I like weddings. I do. When I was in my twenties and doing volunteer youth work for my church, I picked up a side job operating the sound board at the weddings. There wasn't much to it, really. I'd put the wireless microphone on the pastor, he was always good-humored about it, and then I'd turn on the board, check the levels, and that was it. Sometimes I'd get fancy and crank the volume when the bride and groom would say "I do" so the audience could hear it through the pastor's mike. And most of the time I didn't get any ear-piercing, deafen-the-angels kind of feedback from the sanctuary speakers. They'd slip me seventy-five bucks. I don't know why they needed me, really, I guess it's just good to have someone to blame if something goes wrong. Lord knows, if something had ever gone wrong with the soundboard I wouldn't have had the foggiest.

All that to say, I've seen a lot of weddings. Weddings where you don't know a soul are the most interesting, because you end up trying to ascertain who these people are by what they chose to do with such a significant day. Why did they pick these clothes, these flowers, these candles, this god-awful soloist, and so forth. But I would always say a prayer for those strangers, and maybe it was sappy and I'm old fashioned, but I happen to believe in the institution. I think it makes people better people. Like the military.

So we went in late and made a mess of the back pew, about twenty rows behind the rest of the congregation, and the little Ditchman started in on some of her noise, which I realize I'm the only one who thinks it's cute. I put my finger up to my lips and shushed her, which she thought was pretty entertaining so she put her finger to her mouth and shushed me back. This kid. Later, Mrs. Ditchman had to wrastle her out to the lobby and wait out the ceremony. And when the bride and groom finished the ceremonial kiss, were presented by the pastor (the father of the groom), and made their way glowingly down the aisle amidst the cheering ovation of loved ones, the couple departed the sanctuary of the Nazarene and into the world Out There where they were greeted immediately by... my family on the church carpet.
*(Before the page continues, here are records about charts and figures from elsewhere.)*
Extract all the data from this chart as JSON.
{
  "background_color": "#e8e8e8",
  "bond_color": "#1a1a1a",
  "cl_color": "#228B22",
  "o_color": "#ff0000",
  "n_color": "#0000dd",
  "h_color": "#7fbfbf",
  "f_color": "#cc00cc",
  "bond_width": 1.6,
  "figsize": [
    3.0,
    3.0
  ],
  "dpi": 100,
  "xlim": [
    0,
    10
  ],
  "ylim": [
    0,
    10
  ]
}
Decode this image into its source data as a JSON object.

It was a hundred degrees outside! If you're going to have a wedding in August in Southern California, you just can't expect everyone to come in suits and ties! We made our way to the reception.

It was nice! Beautiful home. We were out on the grass, everyone looked great, and even though the Nazarene Church maintains a strong stance supporting total abstinence from alcohol and cigarettes, we ended up near a table where someone was lighting up a smokestack. Not wanting my 17 month-old anywhere near such blatantly toxic substances, I took her over near the bar where she could play with a few fifty pound bags of ice and I could get myself a drink.
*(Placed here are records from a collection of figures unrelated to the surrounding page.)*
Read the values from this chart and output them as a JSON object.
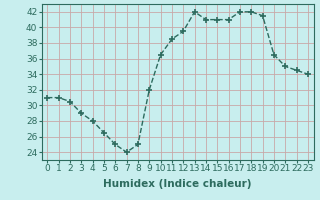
{
  "x": [
    0,
    1,
    2,
    3,
    4,
    5,
    6,
    7,
    8,
    9,
    10,
    11,
    12,
    13,
    14,
    15,
    16,
    17,
    18,
    19,
    20,
    21,
    22,
    23
  ],
  "y": [
    31,
    31,
    30.5,
    29,
    28,
    26.5,
    25,
    24,
    25,
    32,
    36.5,
    38.5,
    39.5,
    42,
    41,
    41,
    41,
    42,
    42,
    41.5,
    36.5,
    35,
    34.5,
    34
  ],
  "line_color": "#2d6b5e",
  "marker": "+",
  "marker_size": 4,
  "marker_linewidth": 1.2,
  "background_color": "#c8eeee",
  "grid_color": "#c8a8a8",
  "xlabel": "Humidex (Indice chaleur)",
  "ylim": [
    23,
    43
  ],
  "xlim": [
    -0.5,
    23.5
  ],
  "yticks": [
    24,
    26,
    28,
    30,
    32,
    34,
    36,
    38,
    40,
    42
  ],
  "xticks": [
    0,
    1,
    2,
    3,
    4,
    5,
    6,
    7,
    8,
    9,
    10,
    11,
    12,
    13,
    14,
    15,
    16,
    17,
    18,
    19,
    20,
    21,
    22,
    23
  ],
  "tick_label_fontsize": 6.5,
  "xlabel_fontsize": 7.5,
  "linewidth": 1.0,
  "linestyle": "--"
}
And this kid's an explorer! Look the other way and she's Vasco De Gama on amphetamines and you're chasing her around the Cape Horn. She was in the street when the bride and groom pulled up to the party in the limo. Hello again! I try to be a formal guy, so I welcomed them to the reception with a beer in one hand, the kid swinging at me in the other, and me in my Hawaiian shirt.

But, no, it was nice! Saw some old friends, everyone looked good, everyone looked happy, met the bride's father (he was the one to thank for the booze), and enjoyed a fine meal -which is tough to do when you're trying to anchor down this little girl. Sometimes you just let her go, watch her from afar, and enjoy the annoyed looks of childless strangers wondering where this kid's parents are. But then she's out of sight and you have to chase after her, drag her back to the table, distract her with some ice while you get a few mouthfuls of dinner, and repeat. You figure this is how it's gonna be for a while, and then she'll be older and it'll probably be the same thing, only on a more figurative level, and then repeat. Sooner or later you're just gonna have to let her go altogether -the thought of which is just too painful to bear.

Better make damn sure there's booze at that wedding.